The workshop is basically a set of walls, with the roof resting on top. The roof is a large, flat, box with the bottom open (exposing the rafters that give it strength), slightly larger than the outline of the walls. The rafters rest on the tops of the walls, and the roof hangs slightly over the walls.

As you may have guessed if you've been following that, this means there's gaps all the way around the edge of the roof. Howling winds blow through them.

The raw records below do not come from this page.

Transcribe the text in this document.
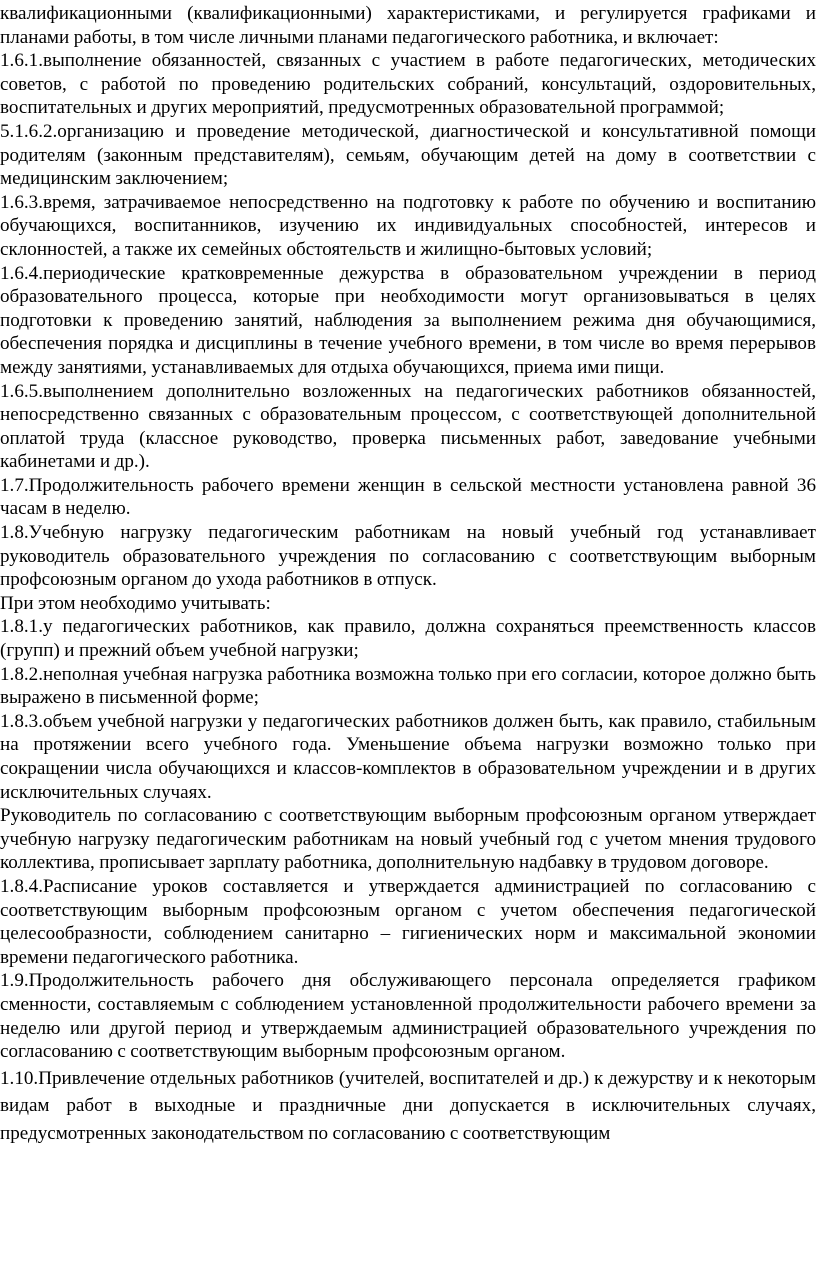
квалификационными (квалификационными) характеристиками, и регулируется графиками и планами работы, в том числе личными планами педагогического работника, и включает:

1.6.1.выполнение обязанностей, связанных с участием в работе педагогических, методических советов, с работой по проведению родительских собраний, консультаций, оздоровительных, воспитательных и других мероприятий, предусмотренных образовательной программой;

5.1.6.2.организацию и проведение методической, диагностической и консультативной помощи родителям (законным представителям), семьям, обучающим детей на дому в соответствии с медицинским заключением;

1.6.3.время, затрачиваемое непосредственно на подготовку к работе по обучению и воспитанию обучающихся, воспитанников, изучению их индивидуальных способностей, интересов и склонностей, а также их семейных обстоятельств и жилищно-бытовых условий;

1.6.4.периодические кратковременные дежурства в образовательном учреждении в период образовательного процесса, которые при необходимости могут организовываться в целях подготовки к проведению занятий, наблюдения за выполнением режима дня обучающимися, обеспечения порядка и дисциплины в течение учебного времени, в том числе во время перерывов между занятиями, устанавливаемых для отдыха обучающихся, приема ими пищи.

1.6.5.выполнением дополнительно возложенных на педагогических работников обязанностей, непосредственно связанных с образовательным процессом, с соответствующей дополнительной оплатой труда (классное руководство, проверка письменных работ, заведование учебными кабинетами и др.).

1.7.Продолжительность рабочего времени женщин в сельской местности установлена равной 36 часам в неделю.

1.8.Учебную нагрузку педагогическим работникам на новый учебный год устанавливает руководитель образовательного учреждения по согласованию с соответствующим выборным профсоюзным органом до ухода работников в отпуск.

При этом необходимо учитывать:

1.8.1.у педагогических работников, как правило, должна сохраняться преемственность классов (групп) и прежний объем учебной нагрузки;

1.8.2.неполная учебная нагрузка работника возможна только при его согласии, которое должно быть выражено в письменной форме;

1.8.3.объем учебной нагрузки у педагогических работников должен быть, как правило, стабильным на протяжении всего учебного года. Уменьшение объема нагрузки возможно только при сокращении числа обучающихся и классов-комплектов в образовательном учреждении и в других исключительных случаях.

Руководитель по согласованию с соответствующим выборным профсоюзным органом утверждает учебную нагрузку педагогическим работникам на новый учебный год с учетом мнения трудового коллектива, прописывает зарплату работника, дополнительную надбавку в трудовом договоре.

1.8.4.Расписание уроков составляется и утверждается администрацией по согласованию с соответствующим выборным профсоюзным органом с учетом обеспечения педагогической целесообразности, соблюдением санитарно – гигиенических норм и максимальной экономии времени педагогического работника.

1.9.Продолжительность рабочего дня обслуживающего персонала определяется графиком сменности, составляемым с соблюдением установленной продолжительности рабочего времени за неделю или другой период и утверждаемым администрацией образовательного учреждения по согласованию с соответствующим выборным профсоюзным органом.

1.10.Привлечение отдельных работников (учителей, воспитателей и др.) к дежурству и к некоторым видам работ в выходные и праздничные дни допускается в исключительных случаях, предусмотренных законодательством по согласованию с соответствующим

These holes are enormous at the ends of the building, where the roof overhangs further; twenty centimetres high and occupying most of the length of the walls (interrupted only by the rafters themselves), but I've pinned up sheets of plastic to temporarily block them until I get around to cutting lots of rectangles of wood to properly cover them with.

Along the longer walls of the building, the gap is more like a centimetre, but again more or less the entire length of the building (which is somewhere around ten metres).

And the worst part is, the rear wall is close to a row of trees, which are covered in ivy. And the ivy has found the gaps and keeps oozing its way into the roof.

Evil ivy oozing in through the eaves

And as well as being faintly disturbing, the ivy also drops foul grime down onto my stuff.

Ivy drops foul brown stuff on all my things

So, although stopping the roof leaking is a long-term project I work on when I get entire days to spend building the ladder to get up there, I've been fighting the ivy when I've just had a few hours here and there. I've been cutting bits of thin wood (left-over cladding) and nailing them in place over the larger holes, and then liberally applying left-over bits of sealant to all the edges (I suspect the ivy attacks a gap if it sees light, so hopefully this will make it lose interest). The black marks on the ceiling are damage made by ivy I've torn out:

Sealing up the eaves 1

There's no less than three different colours of sealant there - two different cartridges of brown "frame sealant", one light and one dark, and some leftover bits of white stuff from the bathroom! Unbelievably, it looks miles neater than the mess of cobwebby, grimy, ivy that was there!

I have to climb right up into the eaves to get most of the gaps, however. This picture is not particularly clear, but there's a thin plank of wood that I've nailed down to the top of the wall in order to cover the two-centimetre gap between the top of the wall and the vertical wooden beam at the back, then I've run sealant all around all the gaps and joints:

Sealing up the eaves 2

I quite like working with sealant (I've been sealing gaps in the bathroom, and replacing existing manky mouldy sealant - and doing it neatly, unlike the ghetto job I'm doing in the workshop), and it's nice to think that I'm keeping out all those draughts and grubby plants! I want to properly seal all the gaps in the workshop - and then introduce an extractor fan over the welding bench at one end, and an air inlet vent at ground level at the other end, with a small heater under computer control so I can regulate the temperature and keep the humidity down in here!

I've also started varnishing a bit of scrap MDF that, I have realised, is exactly the right size to make a shelf to go over my workbench (not the welding bench, the one where I have the column drill). That will give me a place to put loads of things that currently sit ON my workbench for lack of a shelf. Also, I'll be able to fit a decent light to the bottom of the shelf; right now, when I work at the workbench, I cast a huge shadow over whatever I'm doing.